Mr Shatter made no reference to that detail, particularly to the sophisticated nature of the simulated network and its Government-level status in the course of his Dáil statement.

In addition the briefing from GSOC to the Minister also stated that on the foot of the first two threats identified, the GSOC’s acting director of investigations was of the opinion that if any of the threats could be proven, the surveillance may have originated from An Garda Síochána and, if so, a member of An Garda Síochána may have committed an offence.

Mr Shatter made no reference to An Garda Síochána being included within the circle of possible suspects in his statement.

He said in the Dáil: “I understand that no connection between any member of An Garda Síochána with any of these matters arose. This is not my conclusion, it is that of the GSOC.”

While the briefing did conclude that no definitive evidence of an authorised or electronic technical surveillance was found, as Mr Shatter noted, it did find that there were anomalies that “could not – and still cannot – be explained.” The briefing note, however, did also accept that reasonable and innocent explanations for any or all of the issues could be found, including the ISMI watcher (the UK network) being used for a legitimate operation on another target in Capel Street or the phone call that was received at 1am being an “innocent call”.

Speaking on RTÉ’s Prime Time last night, Mr Shatter said he “went into the Dáil and set out the information furnished to me. That is the position and remains the position.”

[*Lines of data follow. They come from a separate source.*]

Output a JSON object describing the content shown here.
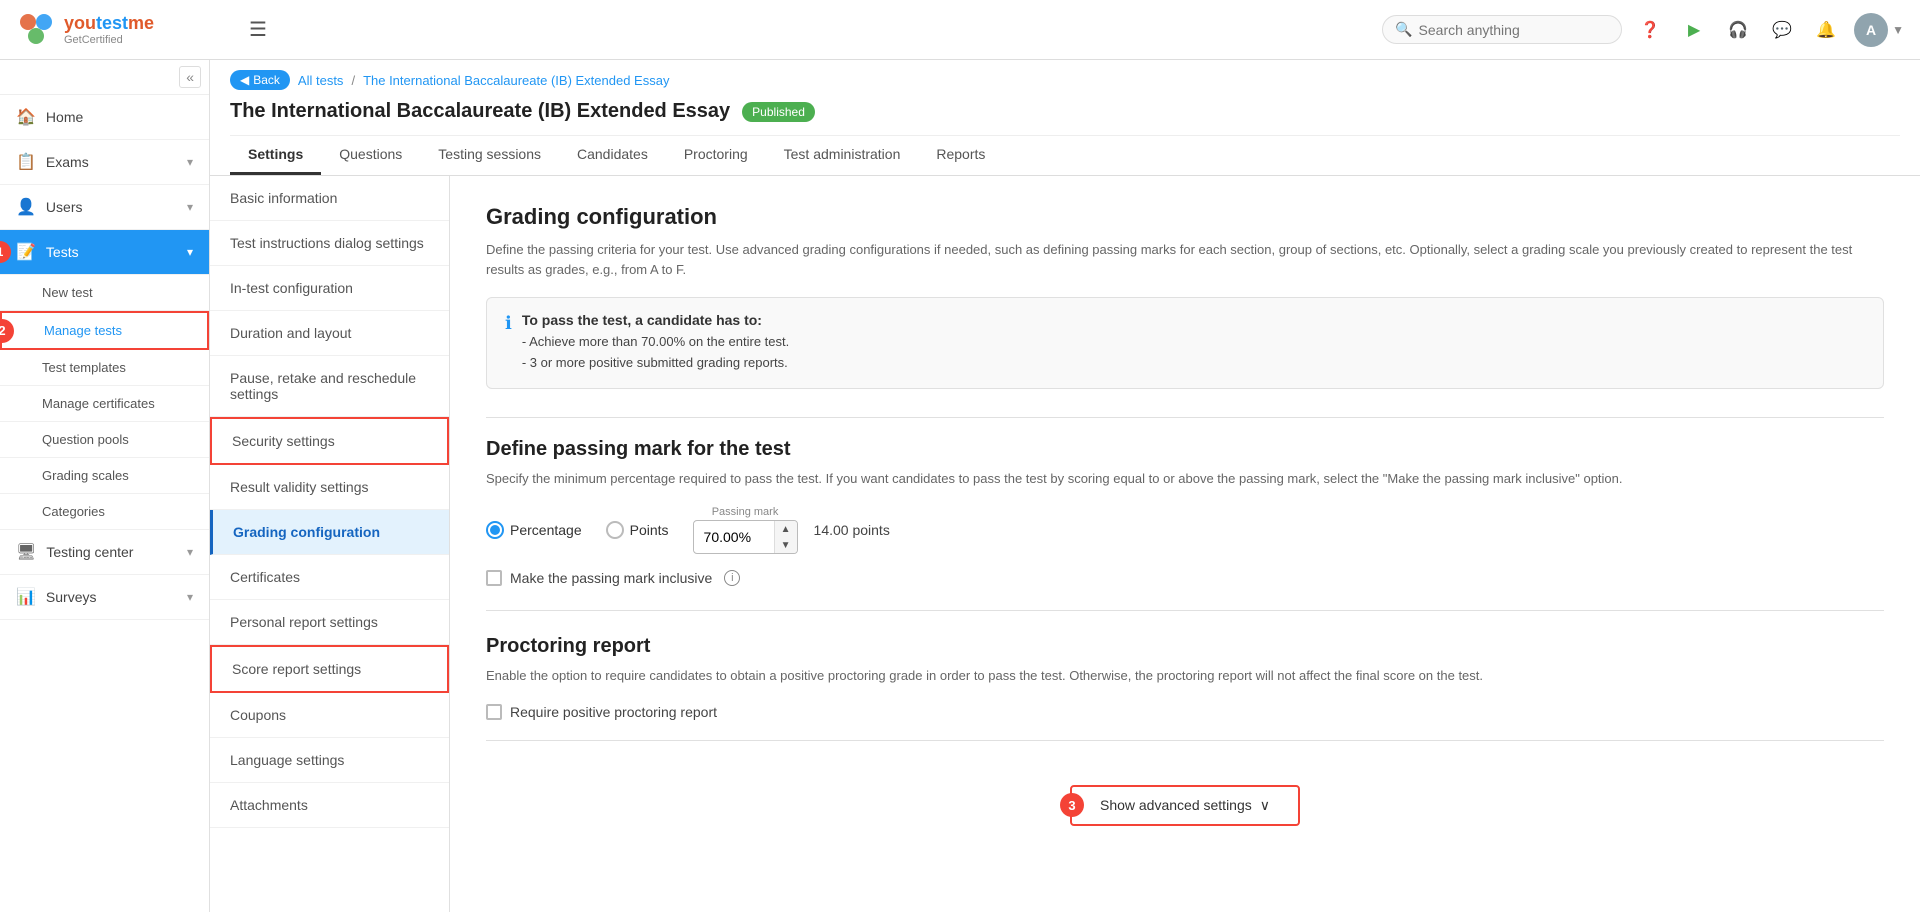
{
  "app": {
    "logo_you": "you",
    "logo_test": "test",
    "logo_me": "me",
    "logo_sub": "GetCertified"
  },
  "header": {
    "search_placeholder": "Search anything",
    "back_label": "Back",
    "breadcrumb_all_tests": "All tests",
    "breadcrumb_sep": "/",
    "breadcrumb_current": "The International Baccalaureate (IB) Extended Essay",
    "page_title": "The International Baccalaureate (IB) Extended Essay",
    "published_label": "Published"
  },
  "tabs": [
    {
      "label": "Settings",
      "active": true
    },
    {
      "label": "Questions",
      "active": false
    },
    {
      "label": "Testing sessions",
      "active": false
    },
    {
      "label": "Candidates",
      "active": false
    },
    {
      "label": "Proctoring",
      "active": false
    },
    {
      "label": "Test administration",
      "active": false
    },
    {
      "label": "Reports",
      "active": false
    }
  ],
  "sidebar": {
    "collapse_icon": "«",
    "items": [
      {
        "label": "Home",
        "icon": "🏠",
        "active": false
      },
      {
        "label": "Exams",
        "icon": "📋",
        "active": false,
        "has_arrow": true
      },
      {
        "label": "Users",
        "icon": "👤",
        "active": false,
        "has_arrow": true
      },
      {
        "label": "Tests",
        "icon": "📝",
        "active": true,
        "has_arrow": true,
        "badge": "1"
      }
    ],
    "sub_items": [
      {
        "label": "New test",
        "active": false
      },
      {
        "label": "Manage tests",
        "active": false,
        "highlighted": true,
        "badge": "2"
      },
      {
        "label": "Test templates",
        "active": false
      },
      {
        "label": "Manage certificates",
        "active": false
      },
      {
        "label": "Question pools",
        "active": false
      },
      {
        "label": "Grading scales",
        "active": false
      },
      {
        "label": "Categories",
        "active": false
      }
    ],
    "bottom_items": [
      {
        "label": "Testing center",
        "icon": "🖥",
        "active": false,
        "has_arrow": true
      },
      {
        "label": "Surveys",
        "icon": "📊",
        "active": false,
        "has_arrow": true
      }
    ]
  },
  "settings_menu": {
    "items": [
      {
        "label": "Basic information",
        "active": false
      },
      {
        "label": "Test instructions dialog settings",
        "active": false
      },
      {
        "label": "In-test configuration",
        "active": false
      },
      {
        "label": "Duration and layout",
        "active": false,
        "highlighted": false
      },
      {
        "label": "Pause, retake and reschedule settings",
        "active": false
      },
      {
        "label": "Security settings",
        "active": false,
        "highlighted": false
      },
      {
        "label": "Result validity settings",
        "active": false
      },
      {
        "label": "Grading configuration",
        "active": true
      },
      {
        "label": "Certificates",
        "active": false
      },
      {
        "label": "Personal report settings",
        "active": false
      },
      {
        "label": "Score report settings",
        "active": false
      },
      {
        "label": "Coupons",
        "active": false
      },
      {
        "label": "Language settings",
        "active": false
      },
      {
        "label": "Attachments",
        "active": false
      }
    ]
  },
  "grading_config": {
    "title": "Grading configuration",
    "description": "Define the passing criteria for your test. Use advanced grading configurations if needed, such as defining passing marks for each section, group of sections, etc. Optionally, select a grading scale you previously created to represent the test results as grades, e.g., from A to F.",
    "info_box": {
      "title": "To pass the test, a candidate has to:",
      "line1": "- Achieve more than 70.00% on the entire test.",
      "line2": "- 3 or more positive submitted grading reports."
    }
  },
  "passing_mark": {
    "title": "Define passing mark for the test",
    "description": "Specify the minimum percentage required to pass the test. If you want candidates to pass the test by scoring equal to or above the passing mark, select the \"Make the passing mark inclusive\" option.",
    "options": [
      {
        "label": "Percentage",
        "selected": true
      },
      {
        "label": "Points",
        "selected": false
      }
    ],
    "passing_mark_label": "Passing mark",
    "value": "70.00%",
    "points_label": "14.00 points",
    "inclusive_label": "Make the passing mark inclusive",
    "inclusive_info": "ⓘ"
  },
  "proctoring": {
    "title": "Proctoring report",
    "description": "Enable the option to require candidates to obtain a positive proctoring grade in order to pass the test. Otherwise, the proctoring report will not affect the final score on the test.",
    "checkbox_label": "Require positive proctoring report"
  },
  "advanced": {
    "show_label": "Show advanced settings",
    "chevron": "∨",
    "badge": "3"
  }
}
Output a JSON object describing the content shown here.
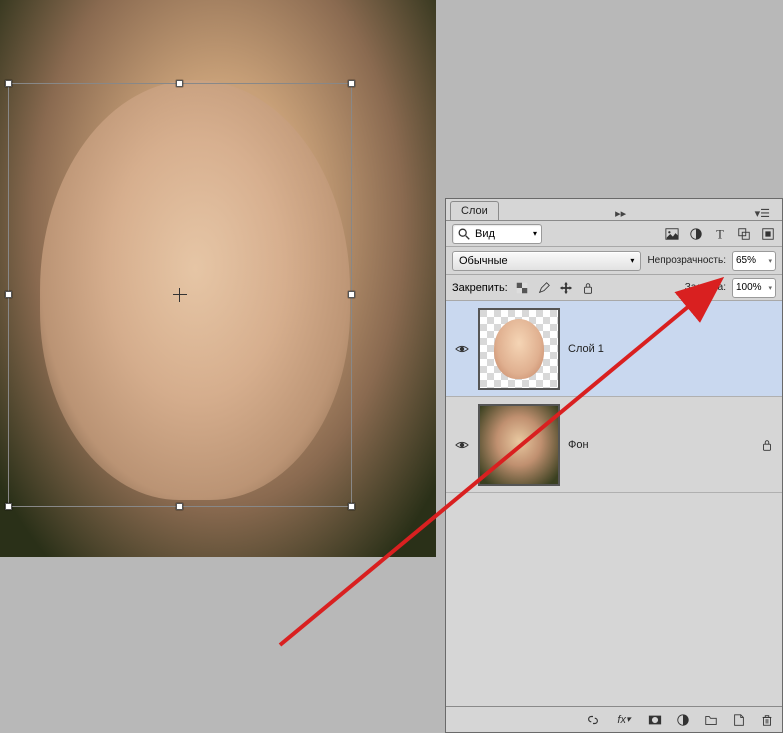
{
  "panel": {
    "title": "Слои"
  },
  "filter": {
    "label": "Вид"
  },
  "blend": {
    "mode": "Обычные",
    "opacity_label": "Непрозрачность:",
    "opacity": "65%"
  },
  "lock": {
    "label": "Закрепить:",
    "fill_label": "Заливка:",
    "fill": "100%"
  },
  "layers": [
    {
      "name": "Слой 1",
      "visible": true,
      "selected": true,
      "locked": false
    },
    {
      "name": "Фон",
      "visible": true,
      "selected": false,
      "locked": true
    }
  ],
  "icons": {
    "search": "search-icon",
    "image": "image-icon",
    "circle": "circle-icon",
    "text": "text-icon",
    "shape": "shape-icon",
    "smart": "smart-icon",
    "link": "link-icon",
    "fx": "fx-icon",
    "mask": "mask-icon",
    "adjustment": "adjustment-icon",
    "group": "group-icon",
    "new": "new-icon",
    "trash": "trash-icon",
    "lock_trans": "lock-transparency-icon",
    "lock_brush": "lock-brush-icon",
    "lock_move": "lock-move-icon",
    "lock_all": "lock-all-icon",
    "eye": "eye-icon"
  }
}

Both chairman of the oversight committee, Pádraig Mac Lochlainn and Fianna Fail’s justice spokesman Niall Collins have challenged that version, saying that there was much additional information contained in the briefing that Mr Shatter did not divulge in the Dáil. Mr Collins said today that Mr Shatter should clarify in the Dáil what was said to him by GSOC.

Sinn Féin and Fianna Fáil have contended that, by omission, he downplayed the nature of the anomalies and potential threat when addressing the Dáil on Tuesday.

Yesterday, both parties also questioned the assertion made by Mr Shatter on RTÉ last night that at no stage during his oral briefing or his written brief did [MR O’BRIEN]state that he or GSOC believed they were under surveillance.

“What was stated was that in the context of a security sweep that was taken, vulnerabilities or potential threats or abnormalities had been identified. I acted on foot of that,” Mr Shatter told RTÉ.

Asked on Prime Time had Mr O’Brien and GSOC not told him the full story, Mr Shatter said: “I was told the story that I told the Dáil. I do think there is confusion from the four hours of hearings that took place the following day before the Oversight committee].”

In one respect, Mr Shatter’s criticism is borne out. He said last night that Mr O’Brien had told him that GSOC had commissioned the security sweep on a routine basis. “No threat was ever identified as stimulating the need for such a sweep,” he told Prime Time.

The written briefing makes no reference to a specific “trigger” for such a sweep, although Mr O’Brien told the Oireachtas Committee that there was indeed a context that prompted the Commission to decide to conduct a sweep.